In an article published in Elsevier Journal in 2011, entitled “Protein methyltransferase inhibitors as personalized cancer therapeutics,” Copeland wrote: “The protein methyltransferases (PMTs) have emerged as a novel target class, especially for oncology indications where specific genetic alterations, affecting PMT activity, drive cancer tumorigenesis.” 
In conclusion, Copeland states, “The field of cancer therapeutics has undergone a continuous evolution of focus from early days of indiscriminant cytotoxics, such as mustard gas derivatives, to molecularly targeted agents, such as the various kinase inhibitors in clinical use, today.”
The concept of personally targeted therapeutics “resonates well in this current era of advanced genetic, proteomic, biochemical and biological understanding of cancer cells,” he says.

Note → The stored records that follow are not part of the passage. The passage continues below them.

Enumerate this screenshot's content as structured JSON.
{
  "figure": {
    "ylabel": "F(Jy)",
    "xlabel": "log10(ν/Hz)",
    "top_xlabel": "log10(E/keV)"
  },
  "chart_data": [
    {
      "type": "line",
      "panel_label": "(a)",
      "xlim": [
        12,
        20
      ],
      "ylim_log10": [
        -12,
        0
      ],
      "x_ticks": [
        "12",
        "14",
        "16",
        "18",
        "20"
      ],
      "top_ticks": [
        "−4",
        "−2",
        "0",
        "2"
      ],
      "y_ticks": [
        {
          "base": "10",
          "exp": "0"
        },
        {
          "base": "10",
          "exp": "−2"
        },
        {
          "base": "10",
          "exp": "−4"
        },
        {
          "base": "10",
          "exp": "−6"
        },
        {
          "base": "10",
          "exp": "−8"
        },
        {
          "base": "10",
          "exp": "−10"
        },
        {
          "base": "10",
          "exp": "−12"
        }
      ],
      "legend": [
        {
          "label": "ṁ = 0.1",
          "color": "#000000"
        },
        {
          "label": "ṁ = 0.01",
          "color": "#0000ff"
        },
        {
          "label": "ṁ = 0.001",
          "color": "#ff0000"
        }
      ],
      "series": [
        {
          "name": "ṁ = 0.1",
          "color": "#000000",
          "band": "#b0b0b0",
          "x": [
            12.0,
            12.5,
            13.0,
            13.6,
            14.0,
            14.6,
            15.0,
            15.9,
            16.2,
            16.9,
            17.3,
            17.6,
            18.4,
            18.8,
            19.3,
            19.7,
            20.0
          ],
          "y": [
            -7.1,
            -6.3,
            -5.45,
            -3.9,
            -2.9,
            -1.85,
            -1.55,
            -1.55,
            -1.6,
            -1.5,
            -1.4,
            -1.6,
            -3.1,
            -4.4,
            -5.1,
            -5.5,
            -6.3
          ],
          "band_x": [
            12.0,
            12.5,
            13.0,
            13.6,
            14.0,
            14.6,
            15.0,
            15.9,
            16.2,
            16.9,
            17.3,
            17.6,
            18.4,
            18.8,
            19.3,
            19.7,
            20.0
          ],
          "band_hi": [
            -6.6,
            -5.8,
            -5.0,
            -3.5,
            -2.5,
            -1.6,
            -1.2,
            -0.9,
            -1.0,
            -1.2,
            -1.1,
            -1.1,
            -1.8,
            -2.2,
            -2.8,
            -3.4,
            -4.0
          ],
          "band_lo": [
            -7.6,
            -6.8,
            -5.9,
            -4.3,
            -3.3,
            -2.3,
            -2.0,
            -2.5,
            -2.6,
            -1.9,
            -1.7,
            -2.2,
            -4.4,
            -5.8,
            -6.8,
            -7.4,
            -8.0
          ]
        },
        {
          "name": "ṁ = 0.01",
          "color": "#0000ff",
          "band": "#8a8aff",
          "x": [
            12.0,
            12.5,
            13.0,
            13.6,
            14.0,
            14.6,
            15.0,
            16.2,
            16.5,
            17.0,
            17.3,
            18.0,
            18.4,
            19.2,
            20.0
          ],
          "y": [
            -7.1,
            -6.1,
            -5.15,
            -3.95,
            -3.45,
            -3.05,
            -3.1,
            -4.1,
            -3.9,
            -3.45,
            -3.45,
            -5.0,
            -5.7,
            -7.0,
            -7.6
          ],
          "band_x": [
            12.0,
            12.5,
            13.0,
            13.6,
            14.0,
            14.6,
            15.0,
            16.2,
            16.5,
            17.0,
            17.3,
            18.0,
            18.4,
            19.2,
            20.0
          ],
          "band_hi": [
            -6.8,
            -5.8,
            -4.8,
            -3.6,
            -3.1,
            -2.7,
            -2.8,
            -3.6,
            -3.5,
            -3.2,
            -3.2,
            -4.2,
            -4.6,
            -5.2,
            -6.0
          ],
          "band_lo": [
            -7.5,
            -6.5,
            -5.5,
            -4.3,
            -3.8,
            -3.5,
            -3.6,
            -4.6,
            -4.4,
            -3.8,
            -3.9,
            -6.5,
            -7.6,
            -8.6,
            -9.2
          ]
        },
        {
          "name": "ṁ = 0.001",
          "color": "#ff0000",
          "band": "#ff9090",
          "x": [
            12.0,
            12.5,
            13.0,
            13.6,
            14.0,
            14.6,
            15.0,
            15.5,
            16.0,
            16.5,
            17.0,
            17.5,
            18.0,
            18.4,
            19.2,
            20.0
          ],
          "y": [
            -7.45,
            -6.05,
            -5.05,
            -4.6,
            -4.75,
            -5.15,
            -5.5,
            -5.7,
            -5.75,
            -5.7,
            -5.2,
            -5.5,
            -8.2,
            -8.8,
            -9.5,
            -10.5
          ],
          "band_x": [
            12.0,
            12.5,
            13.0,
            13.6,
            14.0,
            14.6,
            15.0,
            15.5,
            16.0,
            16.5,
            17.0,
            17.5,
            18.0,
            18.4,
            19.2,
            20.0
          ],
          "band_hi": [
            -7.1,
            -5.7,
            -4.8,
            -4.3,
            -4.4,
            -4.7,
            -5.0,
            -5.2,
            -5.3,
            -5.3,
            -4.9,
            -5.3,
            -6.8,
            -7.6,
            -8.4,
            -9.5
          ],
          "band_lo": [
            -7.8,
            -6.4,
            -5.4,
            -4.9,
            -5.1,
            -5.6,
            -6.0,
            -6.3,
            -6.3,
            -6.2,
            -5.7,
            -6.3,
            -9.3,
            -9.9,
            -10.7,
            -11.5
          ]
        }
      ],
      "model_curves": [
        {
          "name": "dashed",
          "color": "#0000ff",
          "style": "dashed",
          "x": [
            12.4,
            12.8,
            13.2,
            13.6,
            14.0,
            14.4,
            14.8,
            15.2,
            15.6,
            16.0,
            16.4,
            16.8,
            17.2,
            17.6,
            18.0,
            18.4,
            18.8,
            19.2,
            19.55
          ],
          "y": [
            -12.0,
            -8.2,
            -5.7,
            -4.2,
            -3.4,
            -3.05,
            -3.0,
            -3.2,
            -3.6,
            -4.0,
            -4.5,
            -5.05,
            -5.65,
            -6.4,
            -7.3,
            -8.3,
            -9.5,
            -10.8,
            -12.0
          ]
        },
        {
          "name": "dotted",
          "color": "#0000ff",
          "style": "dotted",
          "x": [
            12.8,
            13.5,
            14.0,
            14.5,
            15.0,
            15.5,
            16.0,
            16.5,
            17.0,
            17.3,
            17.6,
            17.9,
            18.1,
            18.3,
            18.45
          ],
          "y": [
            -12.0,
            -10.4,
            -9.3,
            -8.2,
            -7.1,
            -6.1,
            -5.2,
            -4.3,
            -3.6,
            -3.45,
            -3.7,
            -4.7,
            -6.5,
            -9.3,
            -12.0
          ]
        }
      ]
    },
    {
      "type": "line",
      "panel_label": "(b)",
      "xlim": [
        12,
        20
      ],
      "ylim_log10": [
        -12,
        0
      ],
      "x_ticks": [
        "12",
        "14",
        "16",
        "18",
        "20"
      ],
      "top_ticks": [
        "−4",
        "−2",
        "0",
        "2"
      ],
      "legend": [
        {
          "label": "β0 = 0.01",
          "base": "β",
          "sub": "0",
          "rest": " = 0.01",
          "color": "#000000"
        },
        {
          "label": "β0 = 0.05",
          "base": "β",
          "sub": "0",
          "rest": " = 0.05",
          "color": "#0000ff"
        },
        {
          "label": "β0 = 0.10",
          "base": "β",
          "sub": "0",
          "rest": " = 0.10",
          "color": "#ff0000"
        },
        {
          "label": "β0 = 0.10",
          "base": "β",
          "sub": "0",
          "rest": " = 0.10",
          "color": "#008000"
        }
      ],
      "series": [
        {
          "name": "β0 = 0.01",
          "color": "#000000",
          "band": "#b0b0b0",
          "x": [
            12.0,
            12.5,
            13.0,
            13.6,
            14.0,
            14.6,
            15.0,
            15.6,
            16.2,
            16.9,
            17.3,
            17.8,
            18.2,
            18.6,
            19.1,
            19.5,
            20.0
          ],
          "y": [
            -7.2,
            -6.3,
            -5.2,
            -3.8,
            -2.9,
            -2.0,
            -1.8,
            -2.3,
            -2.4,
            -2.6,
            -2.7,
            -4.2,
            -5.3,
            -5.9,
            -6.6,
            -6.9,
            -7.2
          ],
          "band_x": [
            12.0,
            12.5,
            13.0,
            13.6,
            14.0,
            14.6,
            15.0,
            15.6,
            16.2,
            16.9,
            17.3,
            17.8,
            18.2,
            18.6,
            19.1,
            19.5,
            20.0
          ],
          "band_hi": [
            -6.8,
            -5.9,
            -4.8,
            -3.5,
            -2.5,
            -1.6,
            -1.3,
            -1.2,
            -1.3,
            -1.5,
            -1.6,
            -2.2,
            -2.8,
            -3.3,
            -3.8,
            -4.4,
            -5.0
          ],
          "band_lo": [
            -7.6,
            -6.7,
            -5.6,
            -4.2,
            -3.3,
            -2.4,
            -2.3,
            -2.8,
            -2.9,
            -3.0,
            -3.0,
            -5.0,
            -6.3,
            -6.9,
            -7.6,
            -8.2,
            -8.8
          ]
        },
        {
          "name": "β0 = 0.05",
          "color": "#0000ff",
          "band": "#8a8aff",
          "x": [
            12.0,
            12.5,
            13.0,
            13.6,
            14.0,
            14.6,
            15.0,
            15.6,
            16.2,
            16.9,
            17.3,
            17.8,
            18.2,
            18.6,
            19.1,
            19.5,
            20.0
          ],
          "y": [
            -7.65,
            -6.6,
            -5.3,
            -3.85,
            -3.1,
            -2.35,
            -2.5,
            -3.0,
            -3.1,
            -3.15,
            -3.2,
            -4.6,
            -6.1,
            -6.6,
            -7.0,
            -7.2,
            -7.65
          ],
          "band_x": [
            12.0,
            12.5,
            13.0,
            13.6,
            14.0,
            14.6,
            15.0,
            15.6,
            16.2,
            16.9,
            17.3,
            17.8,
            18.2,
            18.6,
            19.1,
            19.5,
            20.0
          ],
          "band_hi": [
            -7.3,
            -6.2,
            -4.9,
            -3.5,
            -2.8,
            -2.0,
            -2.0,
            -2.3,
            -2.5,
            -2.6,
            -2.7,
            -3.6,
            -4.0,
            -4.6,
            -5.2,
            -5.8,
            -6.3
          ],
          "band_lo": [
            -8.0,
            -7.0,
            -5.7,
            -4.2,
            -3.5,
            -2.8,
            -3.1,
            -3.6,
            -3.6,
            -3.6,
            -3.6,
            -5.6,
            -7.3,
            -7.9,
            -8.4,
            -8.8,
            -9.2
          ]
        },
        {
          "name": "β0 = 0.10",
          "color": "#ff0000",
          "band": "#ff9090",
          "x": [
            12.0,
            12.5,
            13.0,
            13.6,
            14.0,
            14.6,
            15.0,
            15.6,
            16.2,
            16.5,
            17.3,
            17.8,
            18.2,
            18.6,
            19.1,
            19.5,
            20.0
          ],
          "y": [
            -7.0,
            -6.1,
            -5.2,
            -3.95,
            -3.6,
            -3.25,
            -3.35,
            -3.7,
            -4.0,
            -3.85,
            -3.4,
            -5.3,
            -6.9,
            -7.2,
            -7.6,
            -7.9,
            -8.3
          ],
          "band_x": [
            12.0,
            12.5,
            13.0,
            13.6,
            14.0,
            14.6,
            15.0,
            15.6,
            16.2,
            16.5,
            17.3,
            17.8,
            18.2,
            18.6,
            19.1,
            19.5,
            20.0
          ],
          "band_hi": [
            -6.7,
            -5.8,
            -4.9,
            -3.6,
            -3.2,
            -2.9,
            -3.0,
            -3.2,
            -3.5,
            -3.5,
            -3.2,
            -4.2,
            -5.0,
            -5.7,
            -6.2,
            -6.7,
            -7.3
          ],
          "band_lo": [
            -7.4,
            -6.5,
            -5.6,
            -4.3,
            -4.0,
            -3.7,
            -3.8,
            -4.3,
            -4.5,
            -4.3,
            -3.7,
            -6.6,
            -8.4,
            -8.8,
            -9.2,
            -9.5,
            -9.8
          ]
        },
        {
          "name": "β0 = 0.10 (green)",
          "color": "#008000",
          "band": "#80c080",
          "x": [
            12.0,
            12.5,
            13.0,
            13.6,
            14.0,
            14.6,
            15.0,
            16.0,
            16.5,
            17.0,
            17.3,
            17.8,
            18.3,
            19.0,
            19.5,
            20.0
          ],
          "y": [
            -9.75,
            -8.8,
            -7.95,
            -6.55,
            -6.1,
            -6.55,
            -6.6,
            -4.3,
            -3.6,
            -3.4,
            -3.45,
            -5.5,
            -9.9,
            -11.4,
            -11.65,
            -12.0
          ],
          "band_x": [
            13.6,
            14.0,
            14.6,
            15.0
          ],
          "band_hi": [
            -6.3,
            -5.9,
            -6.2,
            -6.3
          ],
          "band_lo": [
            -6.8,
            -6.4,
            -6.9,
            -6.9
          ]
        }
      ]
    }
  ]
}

According to Copeland, personally targeted therapeutics can be operationally defined by three stages: “Identify the genetic alteration(s) that drive specific cancers; develop targeted therapeutics that selectively affect those genetic alterations; and define patient populations most probably to benefit from the therapy, based on the presence of the specific genetic alteration(s).”
Increasingly, oncologists are “moving away from descriptions of patient’s disease based solely on tissue of origin or site of lesion (e.g. breast cancer, prostate cancer and the like), and moving instead toward more genetic descriptors based on increased understanding of the alterations that drive individual cancers,” he says.